Fifty-three percent of the patients had thromboses, 52% had thrombocytopenia, and 60% of the women had pregnancy losses. Patients with APS associated with SLE had a higher prevalence of hemolytic anemia (P = .02), thrombocytopenia (platelet count lower than 100 x 10(9)/L) (P = .004), antinuclear antibodies (P = .0002), and low complement levels. Fifty-three percent of the patients with thrombosis had recurrent episodes (86% in the same site as the previous thrombotic event). Recurrences were observed in 19% of the episodes treated with long-term oral anticoagulation, in 42% treated prophylactically with aspirin, and in 91% in which anticoagulant/antiaggregant treatment was discontinued (P = .0007). Multivariate analysis showed that prophylactic treatment and older age had an independent predictive value for rethrombosis. Prophylactic treatment during pregnancy (usually with aspirin) increased the live birth rate from 38% to 72% (P = .0002).

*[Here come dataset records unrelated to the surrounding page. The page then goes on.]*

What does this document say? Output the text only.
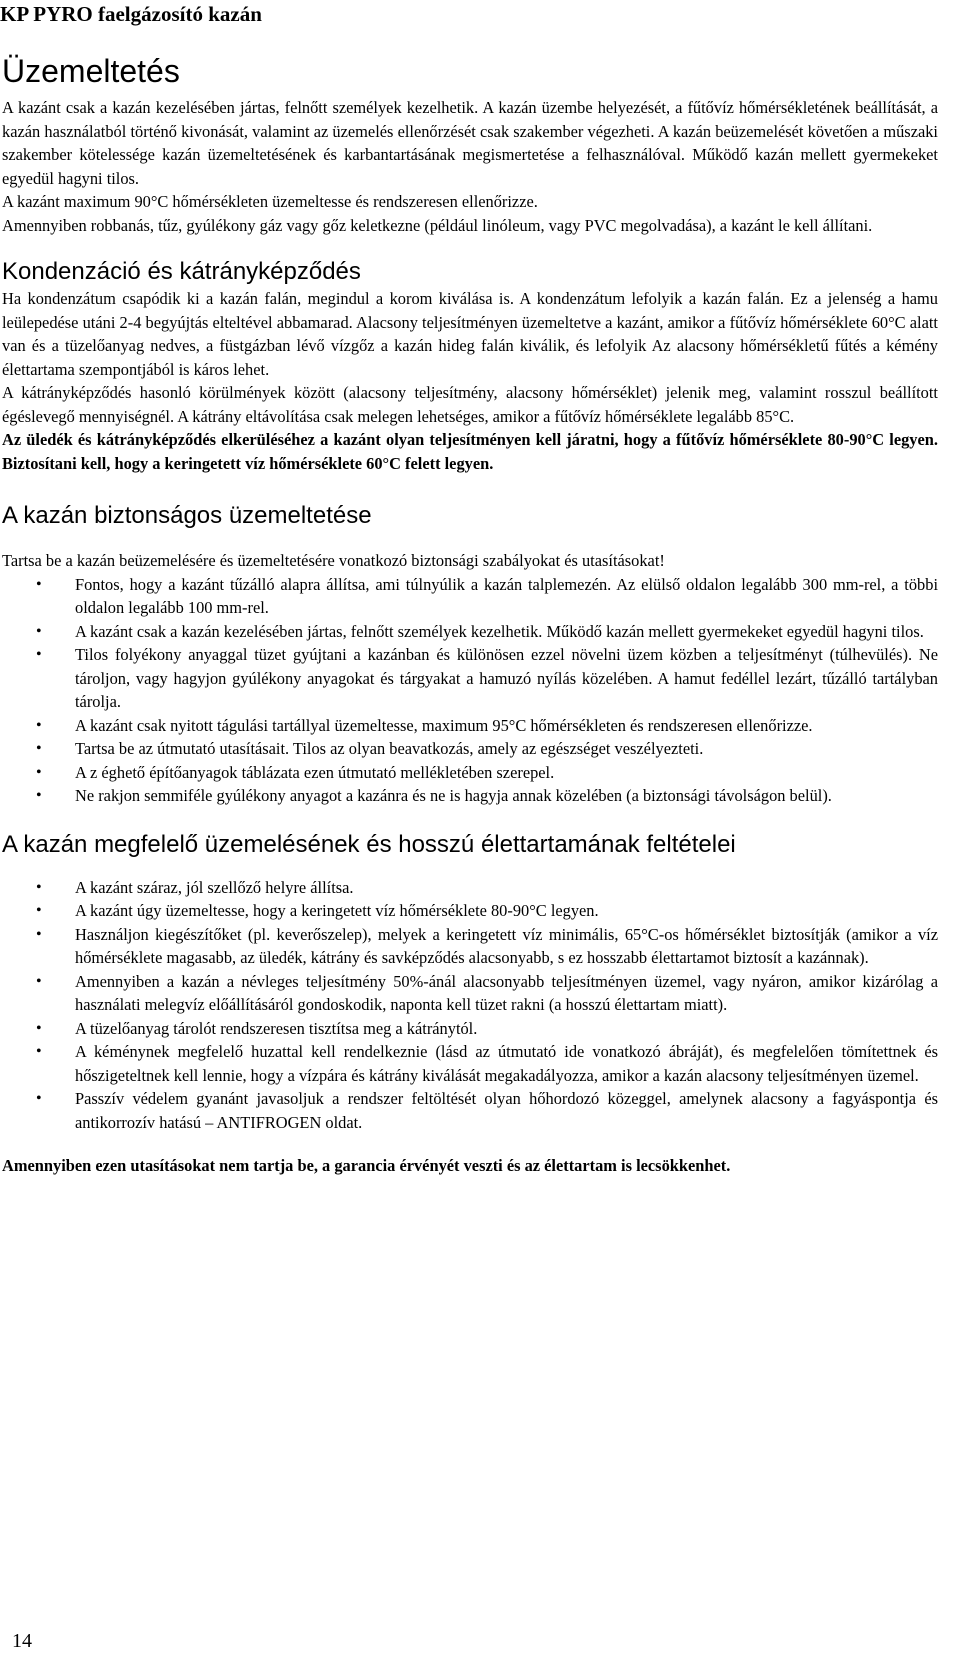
KP PYRO faelgázosító kazán
Üzemeltetés

A kazánt csak a kazán kezelésében jártas, felnőtt személyek kezelhetik. A kazán üzembe helyezését, a fűtővíz hőmérsékletének beállítását, a kazán használatból történő kivonását, valamint az üzemelés ellenőrzését csak szakember végezheti. A kazán beüzemelését követően a műszaki szakember kötelessége kazán üzemeltetésének és karbantartásának megismertetése a felhasználóval. Működő kazán mellett gyermekeket egyedül hagyni tilos.

A kazánt maximum 90°C hőmérsékleten üzemeltesse és rendszeresen ellenőrizze.

Amennyiben robbanás, tűz, gyúlékony gáz vagy gőz keletkezne (például linóleum, vagy PVC megolvadása), a kazánt le kell állítani.

Kondenzáció és kátrányképződés

Ha kondenzátum csapódik ki a kazán falán, megindul a korom kiválása is. A kondenzátum lefolyik a kazán falán. Ez a jelenség a hamu leülepedése utáni 2-4 begyújtás elteltével abbamarad. Alacsony teljesítményen üzemeltetve a kazánt, amikor a fűtővíz hőmérséklete 60°C alatt van és a tüzelőanyag nedves, a füstgázban lévő vízgőz a kazán hideg falán kiválik, és lefolyik Az alacsony hőmérsékletű fűtés a kémény élettartama szempontjából is káros lehet.

A kátrányképződés hasonló körülmények között (alacsony teljesítmény, alacsony hőmérséklet) jelenik meg, valamint rosszul beállított égéslevegő mennyiségnél. A kátrány eltávolítása csak melegen lehetséges, amikor a fűtővíz hőmérséklete legalább 85°C.

Az üledék és kátrányképződés elkerüléséhez a kazánt olyan teljesítményen kell járatni, hogy a fűtővíz hőmérséklete 80-90°C legyen. Biztosítani kell, hogy a keringetett víz hőmérséklete 60°C felett legyen.

A kazán biztonságos üzemeltetése

Tartsa be a kazán beüzemelésére és üzemeltetésére vonatkozó biztonsági szabályokat és utasításokat!

• Fontos, hogy a kazánt tűzálló alapra állítsa, ami túlnyúlik a kazán talplemezén. Az elülső oldalon legalább 300 mm-rel, a többi oldalon legalább 100 mm-rel.
• A kazánt csak a kazán kezelésében jártas, felnőtt személyek kezelhetik. Működő kazán mellett gyermekeket egyedül hagyni tilos.
• Tilos folyékony anyaggal tüzet gyújtani a kazánban és különösen ezzel növelni üzem közben a teljesítményt (túlhevülés). Ne tároljon, vagy hagyjon gyúlékony anyagokat és tárgyakat a hamuzó nyílás közelében. A hamut fedéllel lezárt, tűzálló tartályban tárolja.
• A kazánt csak nyitott tágulási tartállyal üzemeltesse, maximum 95°C hőmérsékleten és rendszeresen ellenőrizze.
• Tartsa be az útmutató utasításait. Tilos az olyan beavatkozás, amely az egészséget veszélyezteti.
• A z éghető építőanyagok táblázata ezen útmutató mellékletében szerepel.
• Ne rakjon semmiféle gyúlékony anyagot a kazánra és ne is hagyja annak közelében (a biztonsági távolságon belül).
A kazán megfelelő üzemelésének és hosszú élettartamának feltételei
• A kazánt száraz, jól szellőző helyre állítsa.
• A kazánt úgy üzemeltesse, hogy a keringetett víz hőmérséklete 80-90°C legyen.
• Használjon kiegészítőket (pl. keverőszelep), melyek a keringetett víz minimális, 65°C-os hőmérséklet biztosítják (amikor a víz hőmérséklete magasabb, az üledék, kátrány és savképződés alacsonyabb, s ez hosszabb élettartamot biztosít a kazánnak).
• Amennyiben a kazán a névleges teljesítmény 50%-ánál alacsonyabb teljesítményen üzemel, vagy nyáron, amikor kizárólag a használati melegvíz előállításáról gondoskodik, naponta kell tüzet rakni (a hosszú élettartam miatt).
• A tüzelőanyag tárolót rendszeresen tisztítsa meg a kátránytól.
• A kéménynek megfelelő huzattal kell rendelkeznie (lásd az útmutató ide vonatkozó ábráját), és megfelelően tömítettnek és hőszigeteltnek kell lennie, hogy a vízpára és kátrány kiválását megakadályozza, amikor a kazán alacsony teljesítményen üzemel.
• Passzív védelem gyanánt javasoljuk a rendszer feltöltését olyan hőhordozó közeggel, amelynek alacsony a fagyáspontja és antikorrozív hatású – ANTIFROGEN oldat.

Amennyiben ezen utasításokat nem tartja be, a garancia érvényét veszti és az élettartam is lecsökkenhet.

14
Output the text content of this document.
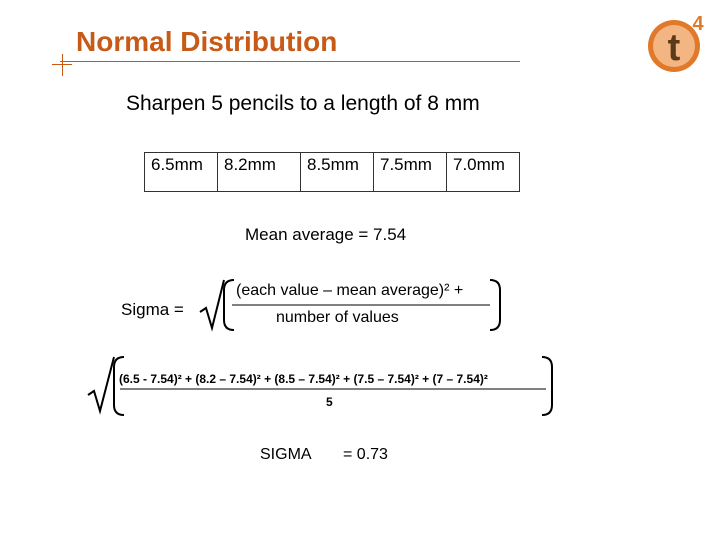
Normal Distribution	t
4
Sharpen 5 pencils to a length of 8 mm
6.5mm	8.2mm	8.5mm	7.5mm	7.0mm
Mean average = 7.54
Sigma =
(each value – mean average)² +
number of values
(6.5 - 7.54)² + (8.2 – 7.54)² + (8.5 – 7.54)² + (7.5 – 7.54)² + (7 – 7.54)²
5
SIGMA = 0.73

Patients with APS have a high risk of recurrent thromboses. Long-term oral anticoagulation seems to be the best prophylactic treatment to prevent recurrences. Prophylactic treatment with aspirin during pregnancy reduced the rate of miscarriages remarkably.
研究抗磷脂综合征(APS)患者诊断时及随访期间的临床特征,并分析治疗对其预后的影响。

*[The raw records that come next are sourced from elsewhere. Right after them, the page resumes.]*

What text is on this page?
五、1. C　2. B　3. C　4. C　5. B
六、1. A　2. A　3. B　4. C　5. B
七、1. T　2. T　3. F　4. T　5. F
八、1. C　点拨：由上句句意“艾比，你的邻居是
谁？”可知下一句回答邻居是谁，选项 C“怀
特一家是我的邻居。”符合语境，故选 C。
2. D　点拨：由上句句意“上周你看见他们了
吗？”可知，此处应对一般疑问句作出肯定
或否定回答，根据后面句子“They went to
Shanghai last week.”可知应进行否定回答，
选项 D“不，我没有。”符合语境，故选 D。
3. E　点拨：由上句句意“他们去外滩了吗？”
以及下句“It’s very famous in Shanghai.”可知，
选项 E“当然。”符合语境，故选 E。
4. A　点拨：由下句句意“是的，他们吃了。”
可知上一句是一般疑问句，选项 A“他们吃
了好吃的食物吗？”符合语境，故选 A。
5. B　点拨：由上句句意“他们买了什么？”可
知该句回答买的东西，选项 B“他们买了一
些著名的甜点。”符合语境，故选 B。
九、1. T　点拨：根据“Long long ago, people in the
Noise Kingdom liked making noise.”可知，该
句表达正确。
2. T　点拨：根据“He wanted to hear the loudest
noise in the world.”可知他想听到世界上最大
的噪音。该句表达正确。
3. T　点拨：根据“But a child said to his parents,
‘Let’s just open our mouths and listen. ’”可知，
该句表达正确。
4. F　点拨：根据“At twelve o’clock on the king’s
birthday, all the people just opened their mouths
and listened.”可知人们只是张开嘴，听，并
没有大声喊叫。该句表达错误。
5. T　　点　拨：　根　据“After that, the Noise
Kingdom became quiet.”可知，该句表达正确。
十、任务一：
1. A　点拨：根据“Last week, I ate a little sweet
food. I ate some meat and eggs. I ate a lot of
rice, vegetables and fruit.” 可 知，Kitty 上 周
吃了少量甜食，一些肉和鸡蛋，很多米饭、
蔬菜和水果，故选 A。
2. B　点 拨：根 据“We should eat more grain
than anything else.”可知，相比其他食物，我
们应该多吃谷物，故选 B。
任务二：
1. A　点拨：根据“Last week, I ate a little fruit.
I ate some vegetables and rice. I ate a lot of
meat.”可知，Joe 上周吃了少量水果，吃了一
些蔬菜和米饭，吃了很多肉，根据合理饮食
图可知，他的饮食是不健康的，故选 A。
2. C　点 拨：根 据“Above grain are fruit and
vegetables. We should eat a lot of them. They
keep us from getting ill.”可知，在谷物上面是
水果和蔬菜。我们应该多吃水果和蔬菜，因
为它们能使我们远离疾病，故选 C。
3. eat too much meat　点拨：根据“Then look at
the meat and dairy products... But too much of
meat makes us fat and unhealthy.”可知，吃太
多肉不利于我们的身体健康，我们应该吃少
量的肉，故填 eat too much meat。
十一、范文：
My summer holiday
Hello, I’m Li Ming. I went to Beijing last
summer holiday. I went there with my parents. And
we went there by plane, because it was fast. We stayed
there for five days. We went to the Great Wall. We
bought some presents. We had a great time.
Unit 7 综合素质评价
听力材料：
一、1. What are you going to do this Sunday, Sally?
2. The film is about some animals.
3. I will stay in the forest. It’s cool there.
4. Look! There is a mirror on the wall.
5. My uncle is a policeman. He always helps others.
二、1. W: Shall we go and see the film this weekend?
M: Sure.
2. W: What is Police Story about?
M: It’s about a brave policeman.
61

纳入100例APS患者(女性占86%,男性占14%;平均年龄36岁)。62%为原发性APS,38%为与系统性红斑狼疮(SLE)相关的APS。随访时间中位数为49个月。
53%的患者发生过血栓形成,52%有血小板减少,60%的女性有妊娠丢失。与SLE相关的APS患者溶血性贫血(P = 0.02)、血小板减少(血小板计数低于100×10⁹/L)(P = 0.004)、抗核抗体(P = 0.0002)及补体水平降低的患病率更高。53%发生过血栓形成的患者有复发(86%发生在与先前血栓形成事件相同的部位)。在接受长期口服抗凝治疗的发作中,复发率为19%;在接受阿司匹林预防性治疗的发作中,复发率为42%;在停用抗凝/抗聚集治疗的发作中,复发率为91%(P = 0.0007)。多因素分析显示,预防性治疗和年龄较大对再次血栓形成有独立预测价值。孕期预防性治疗(通常使用阿司匹林)使活产率从38%提高到72%(P = 0.0002)。
APS患者有较高的复发性血栓形成风险。长期口服抗凝似乎是预防复发的最佳预防性治疗。孕期使用阿司匹林预防性治疗显著降低了流产率。